Back in 2016 we published this story remembering Newport pubs which were no more.

How many more could be added to the list?

The original story was written by Martin Wade.

A PUB is a landmark of the past - a point from where bearings could be taken. As old buildings were demolished to make way for new, they were one of the few signs of continuity across the years.

But no longer. If a time-traveller came from Victorian Newport and arrived a couple of decades ago, he would recognise many of the boozers here. If he arrived now, he would have a harder job.

So as you cry into your beer, here are ten places in Newport that will serve no more.

1) The King

South Wales Argus: The King, Newport

The King Hotel, which was once known as the King of Prussia, was used as a base by Newport County. Before Somerton Park had changing rooms teams would change at the pub then walk across Somerton Road to play. The club would hold social gatherings and do their laundry there.

It was naturally a popular place for a pre-match drink for fans. The pub, once described as "magnificent" had been left for many years before it was bought for £140,000 in 2013.


2) Corporation Hotel

South Wales Argus: The Corporation Hotel, Newport

Known as the Corpa, The Corporation Hotel was another favourite for County fans, close as it was to Somerton Park.

Councillors gave permission to plans to convert the Corpa into 16 one-bedroom flats in 2010.

3) The Kings Arms

South Wales Argus: The King's Arms, Newport

Iconic Pill pub The Kings Arms was built in 1830 and later rebuilt in 1890.

It was owned by Bass through the Mitchells & Butlers brewery.

It boasted a hydraulic lift system and ornate tiling.

The corner pub on Commercial Road had lain empty for more than 15 years and was the target of anti-social behaviour and arsonists before being set on fire in 2012.
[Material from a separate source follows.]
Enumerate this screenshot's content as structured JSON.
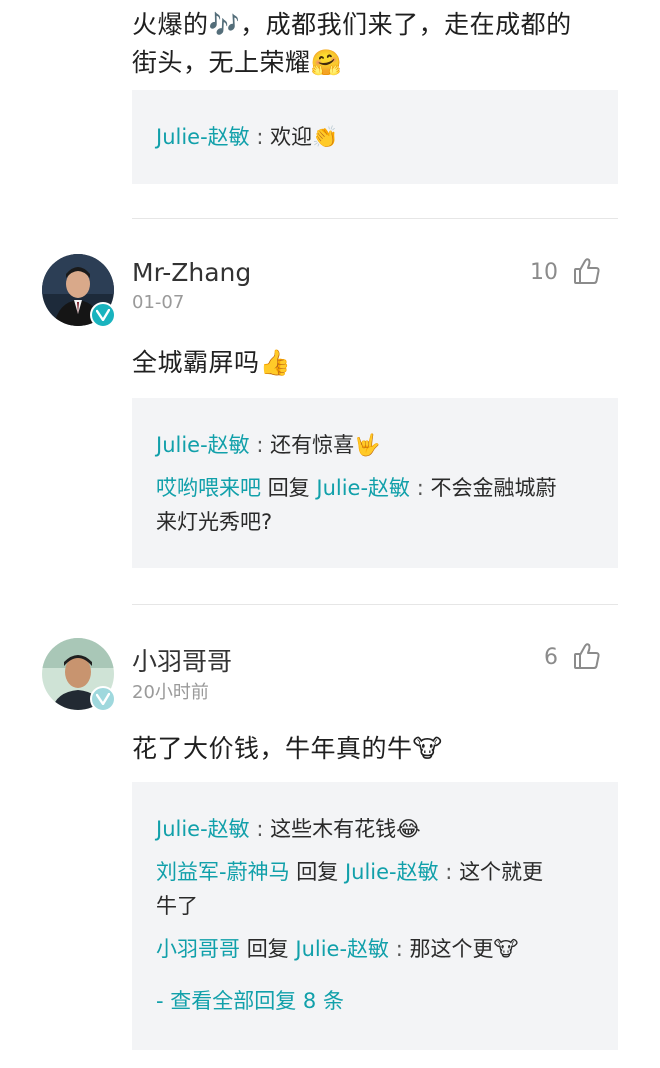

It was demolished in 2015 to make way for a housing project.

4) Salutation Inn

South Wales Argus: The Salutation Inn, Newport

Pill had many handsome Victorian hotels, of which some, like the Waterloo, survive today.

The first pub to be built on the road to Pill was the Salutation Inn, or The 'Sally', as it was affectionately known.

Although built at opposite ends of Pill, both enjoyed were popular with merchant seaman. The place where the Sally once stood is now occupied by Newport’s main police station.

5) The King William

South Wales Argus:

The King William pub on Cardiff Road was better known as the King Billy. The pub’s name didn’t reflect a sectarian allegiance, and the pub's walls were even painted in the colours of the Irish tricolour to welcome Celtic fans when they came to Newport using the pub as their base.

The pub had been empty for several years before it was renovated by Newport City Council with money from the Welsh Government's multi-million pound ‘Vibrant and Viable Places Scheme’ to regenerate ailing areas of the city. It now hosts a coffee shop, and apartments.

6) The Lord Raglan

South Wales Argus: The Lord Raglan, Newport

This stout Victorian pub graced Commercial Street in Newport, all sturdy pillars and classical arches. The sign outside the pub proclaimed it as a place where Bass beer could be had and it was famed as a place where the Bass was decent.

7) The King's Head

South Wales Argus: The King's Hotel, Newport

This 200-year-old hotel started off as a small coaching inn in the centre of Newport but closed due to a "severe" downturn in trade in 2012 with the loss of 20 jobs.

The hotel was a popular music venue and hosted concerts by Van Morrison in the late 1980s and early 1990s.

Earlier Jerry Lee Lewis played here too.

Like the Lord Raglan, a good pint of Bass could be had here too, especially from the bar at the back of the hotel called Kings Head Tap.

8) The Old Green Hotel

South Wales Argus: The Old Green Hotel, Newport

Another pub to be found nearby was The Old Green Hotel. It was part of the cluster of pubs and shops demolished in 1970 to make way for the Old Green roundabout.

9) The Castle Inn

South Wales Argus: Castle Inn, Newport

Across the Old Green crossing was the Castle Inn.

Like the Old Green Hotel, it was an Ansells pub.

Its delicate bow front and plain arched windows mark this out as an earlier building than many of the elaborate Victorian pubs in Newport.

10) The Engineers Arms

South Wales Argus: The Engineers, Newport

The name of this once famous Baneswell pub honours those who dug the Great Western Railway tunnel next door more than 160 years ago. It was once the heart of a bustling jazz and music scene, when the famed Roger Boswell was landlord in the 80s and 90s.

The pub shut down and reopened several times before closing for the final time in June 2012 to be turned into housing.